Si va avanti, anche da soli, in pratica. E, per molti versi, Meloni ha ragione nello sfatare il mito -del tutto posticcio ancorchè ideologico- dell’intangibilità della Costituzione. Ne convengono illustri esperti, primo fra tutti Sabino Cassese. Il quale, da Presidente emerito della Consulta, sostiene sempre che la fattura della nostra Carta, benché rigida, fotografi lo Zeit Geist, lo spirito del tempo; e che modificarla «non è affatto un attentato alla Costituzione, Quella tedesca, che ha la stessa età di quella italiana, ha subito tre volte più modifiche di quella italiana». Naturalmente, più Meloni tira dritto, più le opposizioni insorgono, sorvolando sul fatto che lo straordinario sistema di autoconservazione della Carta stessa prevede l‘immodificabilità dei suoi principi fondamentali nella prima parte. E ignorando anche il fatto che i padri costituenti, nel confezionarla, tennero conto di equilibri politici e sociali vigenti nel 1948.

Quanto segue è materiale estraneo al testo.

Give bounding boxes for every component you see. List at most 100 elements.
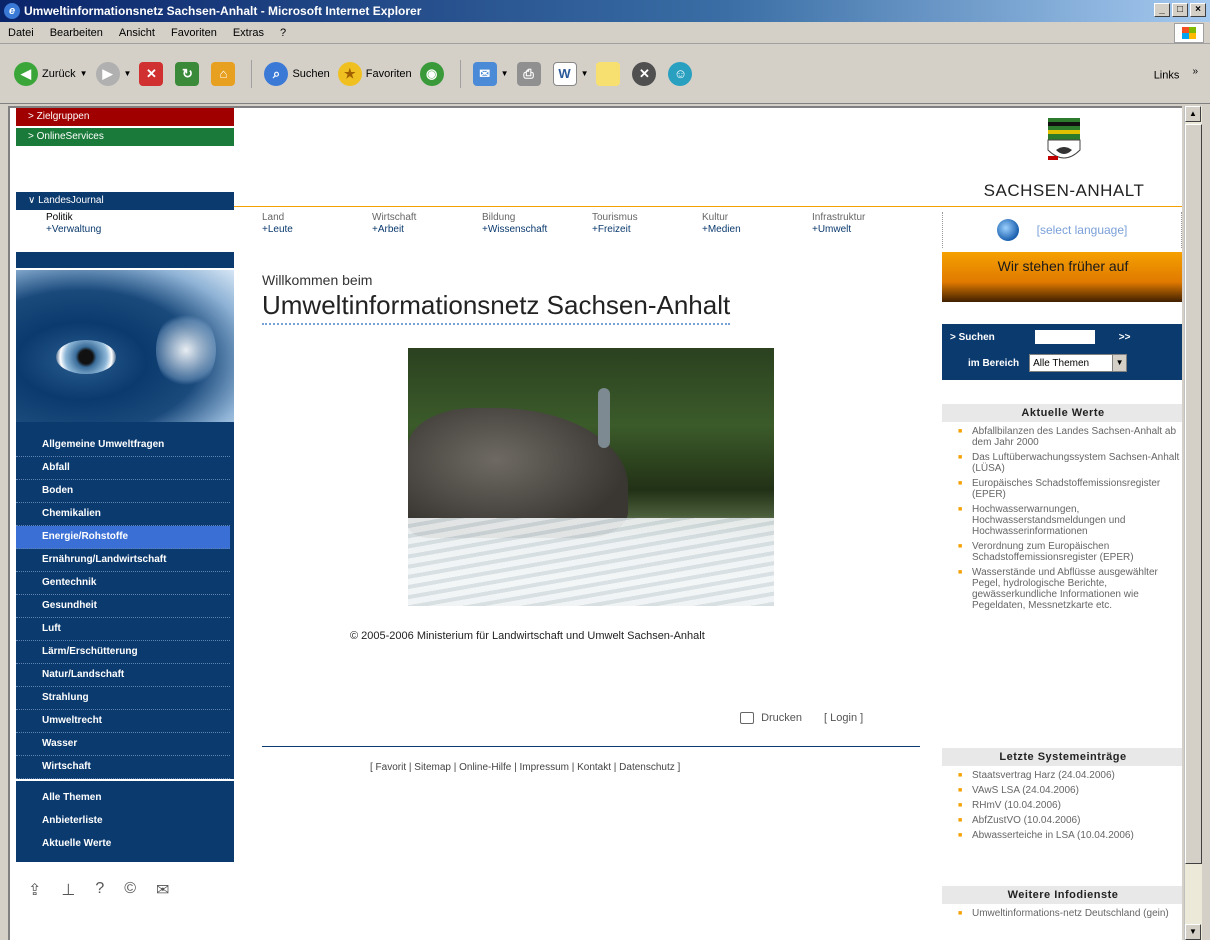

Ora, è passato soltanto un mese da quando l’attuale ministro dell’Agricoltura Francesco Lollobrigida, giurista anch’ egli, accennava alla Costituzione «bella» sì, ma, a settant’ anni, «migliorabile», e venne sommerso da sinistre contumelie. Eppure la Costituzione è lo specchio del tempo. Si può, a volte si deve, cambiarla. I migliori costituzionalisti e scienziati delle politica sono anche i più onesti ad ammetterlo: Valerio Onida («nella storia il cambiamento è una cifra costante»), Alfonso Celotto («va cambiata nella seconda parte considerando i pesi e i contrappesi»). E pure, a ritroso, Norberto Bobbio, Giorgio Napolitano, Gianfranco Pasquino. Perfino Beppe Grillo («la Costituzione non è il Corano, il Vangelo o il Talmud»). Urge metterci mano. Si tratta di vedere come. Per esempio, Renzi e Calenda hanno un’idea di riforma che si concentra sull’elezione diretta del Presidente del Consiglio, a cui s’ aggiungono la revisione del Titolo V° e la fine del bicameralismo. Ma è una proposta lontana da quella del centrodestra che prevede, tra l’altro: l’elezione diretta del Capo dello Stato ogni 5 anni, la sua facoltà di presiedere il Consiglio dei ministri e di revocare i ministri stessi (oggi non si può, cruccio di cui si lamentavano spesso Berlusconi e, dicono, Prodi). Sicché per adire al blindatissimo sistema di revisione previsto dall‘art. 138 della Costituzione, serve un patto politico, e una comune azione parlamentare che, per una volti esuli dall’ideologia e dal partito preso. E la Bicamerale è storicamente il miglior luogo di pacificazione legislativa. Per la prima volta ieri, in Parlamento, su questa epocale riforma non si sono levati mugugni; le opposizioni eran troppo occupate a criticare la Meloni su altro. Viva le Bicamerali, dunque. Che poi riescano davvero a partire, be’, è un altro paio di maniche.